Brandon Levin ’14, founding president of STAY and inaugural chair of the Yale-Jefferson Public Service Award selection committee, says that “J.B. epitomizes what we seek to distinguish with this first award: a sustained commitment to public service whose impact is substantial and widespread.”
Yale Vice President Linda Koch Lorimer echoed Levin’s sentiments, highlighting in particular “J.B.’s partnership with Yale and New Haven through the ‘Pathway to Promise’ program” as making him “especially deserving of this great honor.”
Schramm said, “My Yale education gave me opportunities unimaginable to members of my extended family, few of whom went to college. It’s a great honor for the university that opened so many doors for me to recognize College Summit, the organization that dramatically increases college-going and persistence rates for 50,000 students in New Haven and around the country by equipping the most influential students to take charge of getting themselves and their classmates to and through college.”
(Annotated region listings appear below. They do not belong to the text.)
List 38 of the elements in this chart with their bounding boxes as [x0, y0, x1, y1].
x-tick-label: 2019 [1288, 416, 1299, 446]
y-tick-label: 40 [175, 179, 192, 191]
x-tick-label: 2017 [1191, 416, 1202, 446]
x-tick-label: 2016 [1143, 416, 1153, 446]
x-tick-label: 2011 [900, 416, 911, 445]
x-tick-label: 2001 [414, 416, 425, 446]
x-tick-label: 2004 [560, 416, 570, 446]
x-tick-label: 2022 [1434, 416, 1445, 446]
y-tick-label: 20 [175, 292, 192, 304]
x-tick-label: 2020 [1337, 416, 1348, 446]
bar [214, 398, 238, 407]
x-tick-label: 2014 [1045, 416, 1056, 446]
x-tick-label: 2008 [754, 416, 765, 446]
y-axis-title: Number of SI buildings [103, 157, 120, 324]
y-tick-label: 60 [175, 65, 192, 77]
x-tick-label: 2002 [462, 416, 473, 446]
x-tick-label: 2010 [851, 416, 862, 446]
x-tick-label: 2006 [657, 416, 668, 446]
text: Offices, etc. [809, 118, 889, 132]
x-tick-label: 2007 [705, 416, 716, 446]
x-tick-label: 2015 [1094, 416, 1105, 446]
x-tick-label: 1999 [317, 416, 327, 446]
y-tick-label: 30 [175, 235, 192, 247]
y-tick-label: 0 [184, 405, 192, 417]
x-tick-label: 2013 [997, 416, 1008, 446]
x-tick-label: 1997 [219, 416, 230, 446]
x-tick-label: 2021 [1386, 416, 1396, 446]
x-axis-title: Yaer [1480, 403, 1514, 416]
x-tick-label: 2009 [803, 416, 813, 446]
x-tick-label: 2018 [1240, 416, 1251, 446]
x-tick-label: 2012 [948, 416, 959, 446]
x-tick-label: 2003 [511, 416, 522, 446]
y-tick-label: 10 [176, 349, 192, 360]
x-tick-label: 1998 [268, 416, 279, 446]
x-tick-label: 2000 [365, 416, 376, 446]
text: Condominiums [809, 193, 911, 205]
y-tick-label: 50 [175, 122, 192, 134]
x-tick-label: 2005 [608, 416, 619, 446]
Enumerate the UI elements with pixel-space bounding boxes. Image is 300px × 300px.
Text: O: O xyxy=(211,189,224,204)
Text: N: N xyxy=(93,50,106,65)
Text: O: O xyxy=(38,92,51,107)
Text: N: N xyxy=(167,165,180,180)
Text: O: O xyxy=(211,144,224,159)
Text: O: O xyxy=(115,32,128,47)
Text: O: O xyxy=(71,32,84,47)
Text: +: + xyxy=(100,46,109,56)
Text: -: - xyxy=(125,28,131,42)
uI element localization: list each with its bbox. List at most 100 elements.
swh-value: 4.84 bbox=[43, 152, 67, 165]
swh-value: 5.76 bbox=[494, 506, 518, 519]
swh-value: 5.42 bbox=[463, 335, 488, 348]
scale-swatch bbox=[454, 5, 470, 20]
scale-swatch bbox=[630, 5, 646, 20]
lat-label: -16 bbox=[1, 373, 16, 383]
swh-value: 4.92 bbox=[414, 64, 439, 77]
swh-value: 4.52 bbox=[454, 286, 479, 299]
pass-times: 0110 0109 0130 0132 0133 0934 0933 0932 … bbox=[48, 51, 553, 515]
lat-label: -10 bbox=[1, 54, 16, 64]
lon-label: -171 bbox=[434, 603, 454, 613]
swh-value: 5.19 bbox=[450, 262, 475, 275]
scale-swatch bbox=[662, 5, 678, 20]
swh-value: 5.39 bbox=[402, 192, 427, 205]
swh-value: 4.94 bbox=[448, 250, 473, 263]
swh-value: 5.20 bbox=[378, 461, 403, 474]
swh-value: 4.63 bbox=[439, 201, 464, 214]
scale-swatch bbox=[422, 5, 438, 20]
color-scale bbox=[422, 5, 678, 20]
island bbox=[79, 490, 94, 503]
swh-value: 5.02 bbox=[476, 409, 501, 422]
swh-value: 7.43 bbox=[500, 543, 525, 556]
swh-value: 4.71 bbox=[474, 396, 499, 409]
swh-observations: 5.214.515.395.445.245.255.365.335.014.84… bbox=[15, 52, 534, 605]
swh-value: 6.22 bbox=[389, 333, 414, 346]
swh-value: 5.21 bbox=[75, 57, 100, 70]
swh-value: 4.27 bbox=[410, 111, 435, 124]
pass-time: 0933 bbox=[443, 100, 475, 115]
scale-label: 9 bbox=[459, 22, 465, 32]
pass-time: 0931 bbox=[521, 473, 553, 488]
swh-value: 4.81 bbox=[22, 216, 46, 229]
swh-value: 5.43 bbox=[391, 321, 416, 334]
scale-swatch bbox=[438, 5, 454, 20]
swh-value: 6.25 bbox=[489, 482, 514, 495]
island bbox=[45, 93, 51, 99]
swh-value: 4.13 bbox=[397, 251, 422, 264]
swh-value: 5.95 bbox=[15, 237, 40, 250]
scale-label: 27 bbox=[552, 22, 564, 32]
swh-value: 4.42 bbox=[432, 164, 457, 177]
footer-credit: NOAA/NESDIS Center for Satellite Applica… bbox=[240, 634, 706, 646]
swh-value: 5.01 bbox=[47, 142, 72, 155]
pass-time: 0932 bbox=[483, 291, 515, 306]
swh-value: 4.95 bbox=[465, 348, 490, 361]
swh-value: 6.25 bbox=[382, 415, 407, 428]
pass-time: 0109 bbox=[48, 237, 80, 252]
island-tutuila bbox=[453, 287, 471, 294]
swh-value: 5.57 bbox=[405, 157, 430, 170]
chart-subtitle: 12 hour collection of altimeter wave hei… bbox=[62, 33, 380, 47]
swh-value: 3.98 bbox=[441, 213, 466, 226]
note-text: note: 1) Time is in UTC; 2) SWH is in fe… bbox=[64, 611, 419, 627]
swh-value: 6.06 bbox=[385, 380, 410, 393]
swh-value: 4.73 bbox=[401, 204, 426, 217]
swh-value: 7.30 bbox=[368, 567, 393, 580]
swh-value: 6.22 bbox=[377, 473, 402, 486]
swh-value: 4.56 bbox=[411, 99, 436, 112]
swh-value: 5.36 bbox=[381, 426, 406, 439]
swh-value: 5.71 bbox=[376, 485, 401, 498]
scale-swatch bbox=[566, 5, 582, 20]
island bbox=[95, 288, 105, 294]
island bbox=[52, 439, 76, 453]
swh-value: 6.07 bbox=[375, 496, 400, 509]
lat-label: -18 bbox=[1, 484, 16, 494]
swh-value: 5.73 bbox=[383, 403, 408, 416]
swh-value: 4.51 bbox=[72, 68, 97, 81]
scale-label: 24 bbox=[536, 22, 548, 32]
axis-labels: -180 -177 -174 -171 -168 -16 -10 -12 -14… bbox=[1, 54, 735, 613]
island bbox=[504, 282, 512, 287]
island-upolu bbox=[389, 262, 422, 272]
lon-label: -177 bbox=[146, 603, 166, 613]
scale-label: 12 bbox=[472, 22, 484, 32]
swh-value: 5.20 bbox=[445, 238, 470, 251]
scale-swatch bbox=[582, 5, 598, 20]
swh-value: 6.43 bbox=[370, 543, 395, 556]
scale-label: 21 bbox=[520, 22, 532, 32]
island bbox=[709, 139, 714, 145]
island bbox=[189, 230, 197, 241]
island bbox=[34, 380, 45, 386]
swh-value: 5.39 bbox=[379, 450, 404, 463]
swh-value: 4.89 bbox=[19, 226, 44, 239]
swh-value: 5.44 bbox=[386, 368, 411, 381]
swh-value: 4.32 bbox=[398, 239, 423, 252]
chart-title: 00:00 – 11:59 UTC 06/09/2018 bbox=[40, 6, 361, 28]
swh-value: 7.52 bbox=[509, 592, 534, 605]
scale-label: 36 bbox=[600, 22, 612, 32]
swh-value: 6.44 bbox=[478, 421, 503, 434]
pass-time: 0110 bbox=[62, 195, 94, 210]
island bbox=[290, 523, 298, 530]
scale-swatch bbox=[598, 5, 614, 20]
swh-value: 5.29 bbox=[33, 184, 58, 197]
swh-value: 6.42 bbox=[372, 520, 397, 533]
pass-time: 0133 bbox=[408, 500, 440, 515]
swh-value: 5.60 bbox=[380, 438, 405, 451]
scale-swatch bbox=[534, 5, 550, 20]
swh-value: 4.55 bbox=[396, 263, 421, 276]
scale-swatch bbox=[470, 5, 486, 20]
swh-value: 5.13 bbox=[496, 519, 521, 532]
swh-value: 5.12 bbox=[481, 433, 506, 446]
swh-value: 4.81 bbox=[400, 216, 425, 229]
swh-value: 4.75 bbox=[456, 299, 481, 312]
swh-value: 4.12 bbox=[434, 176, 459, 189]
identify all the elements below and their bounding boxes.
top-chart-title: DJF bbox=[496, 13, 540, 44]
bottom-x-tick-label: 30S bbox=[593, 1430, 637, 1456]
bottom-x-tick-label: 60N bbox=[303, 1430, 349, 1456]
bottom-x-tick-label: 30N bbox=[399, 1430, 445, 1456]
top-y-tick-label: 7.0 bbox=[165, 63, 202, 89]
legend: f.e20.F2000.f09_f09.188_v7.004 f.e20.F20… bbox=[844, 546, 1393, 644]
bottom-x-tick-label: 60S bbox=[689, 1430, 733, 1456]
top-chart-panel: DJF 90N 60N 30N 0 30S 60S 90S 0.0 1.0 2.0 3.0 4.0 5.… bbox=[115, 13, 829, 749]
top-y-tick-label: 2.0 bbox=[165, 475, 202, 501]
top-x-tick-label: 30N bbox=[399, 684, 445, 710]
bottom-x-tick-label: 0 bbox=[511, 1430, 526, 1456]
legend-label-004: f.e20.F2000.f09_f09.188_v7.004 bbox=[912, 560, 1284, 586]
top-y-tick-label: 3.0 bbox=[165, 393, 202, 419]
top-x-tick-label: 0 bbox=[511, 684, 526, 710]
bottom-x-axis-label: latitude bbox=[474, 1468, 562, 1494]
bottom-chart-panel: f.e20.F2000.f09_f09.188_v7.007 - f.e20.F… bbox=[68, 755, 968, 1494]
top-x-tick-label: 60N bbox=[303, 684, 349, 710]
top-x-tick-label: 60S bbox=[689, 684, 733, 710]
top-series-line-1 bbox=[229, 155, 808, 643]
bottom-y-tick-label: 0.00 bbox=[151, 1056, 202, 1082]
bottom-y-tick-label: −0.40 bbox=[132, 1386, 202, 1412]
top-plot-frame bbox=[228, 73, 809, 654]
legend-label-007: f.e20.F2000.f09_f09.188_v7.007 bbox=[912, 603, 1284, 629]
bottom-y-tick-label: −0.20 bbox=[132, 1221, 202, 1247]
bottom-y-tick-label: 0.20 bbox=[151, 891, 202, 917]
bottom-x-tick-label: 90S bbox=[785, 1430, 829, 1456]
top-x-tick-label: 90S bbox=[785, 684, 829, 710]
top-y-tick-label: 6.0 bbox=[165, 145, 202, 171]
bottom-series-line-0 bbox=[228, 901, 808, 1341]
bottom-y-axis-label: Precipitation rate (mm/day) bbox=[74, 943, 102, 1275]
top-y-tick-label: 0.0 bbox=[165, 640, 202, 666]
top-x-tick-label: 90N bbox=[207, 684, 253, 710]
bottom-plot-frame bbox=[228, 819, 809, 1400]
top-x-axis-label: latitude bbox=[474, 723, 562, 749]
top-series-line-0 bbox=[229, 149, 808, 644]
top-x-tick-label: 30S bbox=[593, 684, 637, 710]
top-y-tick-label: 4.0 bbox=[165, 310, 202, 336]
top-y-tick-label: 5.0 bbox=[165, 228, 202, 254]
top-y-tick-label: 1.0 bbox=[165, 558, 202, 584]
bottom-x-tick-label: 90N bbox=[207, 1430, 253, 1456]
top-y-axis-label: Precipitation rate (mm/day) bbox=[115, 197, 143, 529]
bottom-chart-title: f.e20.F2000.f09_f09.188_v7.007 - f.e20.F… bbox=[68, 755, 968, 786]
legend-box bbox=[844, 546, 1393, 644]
You can learn more about STAY — created to foster meaningful relationships between Yale students and Yale alumni — the Jefferson Awards for Public Service, and the Yale-Jefferson Award for Public Service on their respective websites. Schramm’s alumni award is one of three new awards for individual volunteer service. These awards will go yearly to a Yale undergraduate, to a student at one of Yale’s professional or graduate schools, and to an alumnus. The awards recognize individuals who inspire the Yale community through their innovative, outstanding, and sustained contributions in service to the greater good.